Here is an excerpt from Chapter 1 (explaining the concept of a data catalog):
Organizations are drowning in data—it is overwhelming. The growth of data of all kinds is exponential, and surpassing an organization’s ability to manage it, let alone exploit it. Data offers the promise of many benefits, from profits to efficiency, but in order to realize these benefits, it must be understood and managed.
Enter the Data Catalog, which is an automated inventory of data assets, augmented (powered) by machine learning (ML). An asset is a highly valuable resource that merits management. Assets include money, real estate, and personnel, all of which contribute to the organization’s ability to perform its mission. Valuable assets must be tracked and managed. Data has universally been recognized in recent years as a valuable asset as well. It has great potential to maximize efficiency, pinpoint new opportunities, and report on the status of mission goals. However, as such, it requires management and tracking, just like other assets.
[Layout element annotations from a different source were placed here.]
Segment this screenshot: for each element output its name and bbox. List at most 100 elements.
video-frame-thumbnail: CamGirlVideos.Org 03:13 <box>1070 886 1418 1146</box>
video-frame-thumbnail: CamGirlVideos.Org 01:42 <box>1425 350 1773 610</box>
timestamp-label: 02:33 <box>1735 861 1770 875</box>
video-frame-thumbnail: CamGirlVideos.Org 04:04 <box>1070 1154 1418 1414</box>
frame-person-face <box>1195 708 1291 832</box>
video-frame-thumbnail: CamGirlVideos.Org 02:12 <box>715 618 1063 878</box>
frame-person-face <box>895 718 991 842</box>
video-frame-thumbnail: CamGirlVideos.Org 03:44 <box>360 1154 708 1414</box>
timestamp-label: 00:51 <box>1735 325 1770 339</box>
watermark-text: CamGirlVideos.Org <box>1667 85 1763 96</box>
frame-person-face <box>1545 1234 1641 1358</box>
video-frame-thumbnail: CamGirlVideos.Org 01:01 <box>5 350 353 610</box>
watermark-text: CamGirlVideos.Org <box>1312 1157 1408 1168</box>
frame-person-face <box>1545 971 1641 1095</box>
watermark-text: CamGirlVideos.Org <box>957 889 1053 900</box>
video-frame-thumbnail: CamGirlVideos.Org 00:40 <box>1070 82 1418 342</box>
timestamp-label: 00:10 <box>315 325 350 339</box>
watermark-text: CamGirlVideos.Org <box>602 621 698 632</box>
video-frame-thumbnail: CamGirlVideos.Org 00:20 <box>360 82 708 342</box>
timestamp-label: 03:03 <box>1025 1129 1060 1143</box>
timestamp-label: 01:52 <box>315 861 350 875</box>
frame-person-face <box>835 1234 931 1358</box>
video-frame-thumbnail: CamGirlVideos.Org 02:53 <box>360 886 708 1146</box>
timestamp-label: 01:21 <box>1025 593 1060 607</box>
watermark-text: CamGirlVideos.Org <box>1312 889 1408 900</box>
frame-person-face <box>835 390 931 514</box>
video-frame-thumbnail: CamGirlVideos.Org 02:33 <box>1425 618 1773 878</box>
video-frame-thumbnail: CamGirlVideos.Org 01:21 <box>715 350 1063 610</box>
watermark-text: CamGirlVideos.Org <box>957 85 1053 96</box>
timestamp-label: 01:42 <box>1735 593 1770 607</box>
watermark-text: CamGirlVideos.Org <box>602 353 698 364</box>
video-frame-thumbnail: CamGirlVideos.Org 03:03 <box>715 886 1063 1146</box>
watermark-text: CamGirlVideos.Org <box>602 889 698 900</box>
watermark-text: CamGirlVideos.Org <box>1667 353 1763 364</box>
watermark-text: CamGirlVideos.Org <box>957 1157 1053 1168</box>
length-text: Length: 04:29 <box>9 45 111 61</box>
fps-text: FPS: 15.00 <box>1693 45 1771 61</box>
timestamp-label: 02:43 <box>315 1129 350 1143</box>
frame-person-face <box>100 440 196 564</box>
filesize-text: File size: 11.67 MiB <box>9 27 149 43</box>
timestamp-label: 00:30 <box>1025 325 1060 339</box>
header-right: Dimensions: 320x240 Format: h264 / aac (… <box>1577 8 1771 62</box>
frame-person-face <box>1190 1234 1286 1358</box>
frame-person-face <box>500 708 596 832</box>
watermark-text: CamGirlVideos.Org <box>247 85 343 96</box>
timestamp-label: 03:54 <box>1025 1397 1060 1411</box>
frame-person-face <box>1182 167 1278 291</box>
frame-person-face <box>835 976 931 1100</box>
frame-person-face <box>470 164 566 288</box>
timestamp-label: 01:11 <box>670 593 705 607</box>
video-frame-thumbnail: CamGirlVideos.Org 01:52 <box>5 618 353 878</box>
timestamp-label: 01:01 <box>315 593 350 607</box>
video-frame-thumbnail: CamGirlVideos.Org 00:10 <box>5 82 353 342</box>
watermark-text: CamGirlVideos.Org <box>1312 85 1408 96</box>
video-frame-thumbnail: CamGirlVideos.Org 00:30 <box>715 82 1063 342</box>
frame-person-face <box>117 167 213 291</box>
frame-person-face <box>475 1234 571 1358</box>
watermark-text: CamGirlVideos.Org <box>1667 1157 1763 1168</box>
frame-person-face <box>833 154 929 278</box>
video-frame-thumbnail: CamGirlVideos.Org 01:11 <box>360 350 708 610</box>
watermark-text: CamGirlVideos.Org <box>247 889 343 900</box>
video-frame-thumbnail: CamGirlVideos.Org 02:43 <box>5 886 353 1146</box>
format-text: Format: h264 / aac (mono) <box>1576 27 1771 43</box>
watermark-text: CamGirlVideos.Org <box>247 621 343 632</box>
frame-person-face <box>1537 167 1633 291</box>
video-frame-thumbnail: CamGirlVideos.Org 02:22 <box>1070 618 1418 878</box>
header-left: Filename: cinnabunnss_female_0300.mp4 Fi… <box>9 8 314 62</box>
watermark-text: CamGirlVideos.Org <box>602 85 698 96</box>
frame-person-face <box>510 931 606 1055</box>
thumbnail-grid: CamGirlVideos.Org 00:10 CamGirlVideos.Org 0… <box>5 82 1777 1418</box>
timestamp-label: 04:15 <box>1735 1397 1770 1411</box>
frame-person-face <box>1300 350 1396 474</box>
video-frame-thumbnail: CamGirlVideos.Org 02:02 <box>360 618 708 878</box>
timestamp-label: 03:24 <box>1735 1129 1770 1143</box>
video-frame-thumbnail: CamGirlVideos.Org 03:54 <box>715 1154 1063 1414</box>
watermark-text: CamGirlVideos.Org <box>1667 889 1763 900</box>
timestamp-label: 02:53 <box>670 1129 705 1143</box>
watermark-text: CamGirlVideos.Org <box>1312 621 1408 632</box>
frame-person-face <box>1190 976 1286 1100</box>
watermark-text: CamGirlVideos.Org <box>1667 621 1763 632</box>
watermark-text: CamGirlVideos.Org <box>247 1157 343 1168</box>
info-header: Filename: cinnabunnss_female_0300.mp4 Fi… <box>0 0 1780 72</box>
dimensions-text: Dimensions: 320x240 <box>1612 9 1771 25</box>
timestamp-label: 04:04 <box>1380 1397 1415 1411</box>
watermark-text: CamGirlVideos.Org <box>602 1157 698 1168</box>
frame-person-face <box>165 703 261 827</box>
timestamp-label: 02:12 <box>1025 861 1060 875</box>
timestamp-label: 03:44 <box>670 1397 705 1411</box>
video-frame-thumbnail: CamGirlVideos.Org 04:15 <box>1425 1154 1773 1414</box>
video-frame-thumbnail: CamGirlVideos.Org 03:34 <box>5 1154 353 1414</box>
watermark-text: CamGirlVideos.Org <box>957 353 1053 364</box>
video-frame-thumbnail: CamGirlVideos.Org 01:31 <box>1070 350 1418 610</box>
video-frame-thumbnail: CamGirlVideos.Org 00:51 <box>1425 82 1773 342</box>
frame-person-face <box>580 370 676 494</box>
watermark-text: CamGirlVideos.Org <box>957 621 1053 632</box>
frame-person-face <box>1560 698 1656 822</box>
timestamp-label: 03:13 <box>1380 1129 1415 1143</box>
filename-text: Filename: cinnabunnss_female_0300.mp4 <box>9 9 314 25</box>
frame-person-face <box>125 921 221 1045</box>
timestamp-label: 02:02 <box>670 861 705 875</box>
A data catalog is an inventory of data assets that enables users to discover and explore all the data sources available, enhancing their understanding of these sources, enabling collaboration with other users to enrich the quality of the assets, and achieving more value from the organization’s data.
A card catalog for data.
A data catalog is a reference for data very much like a card catalog works for library books. A card catalog helps readers select and locate the books that are potentially pertinent to a specific research endeavor. It provides lots of useful facts about books such as:
Author’s name(s)
Topic
Publication date
Publisher
Brief book description
Dewey Decimal classification number indicating its shelf location
An “Amazon-like” online catalog for data shopping.
The shopping experience can also be another great analogy for the data catalog. Imagine you are looking for a new book from your favorite author, such as the one in Figure 1-1
We are all familiar with Amazon’s “recommender engine,” which shows related items. Figure 1-2 shows what other customers buy together with your item.
The online catalog shows what customers also view when looking at this item, as shown in Figure 1-3. This is helpful because you might spot one of the author’s books that you might not have read.
The editorial reviews along with product details and a favorability ranking are shown in Figure 1-4.
The online sales catalog shown in Figure 1-5 features a summary of the reviews based on five stars and actual customer reviews.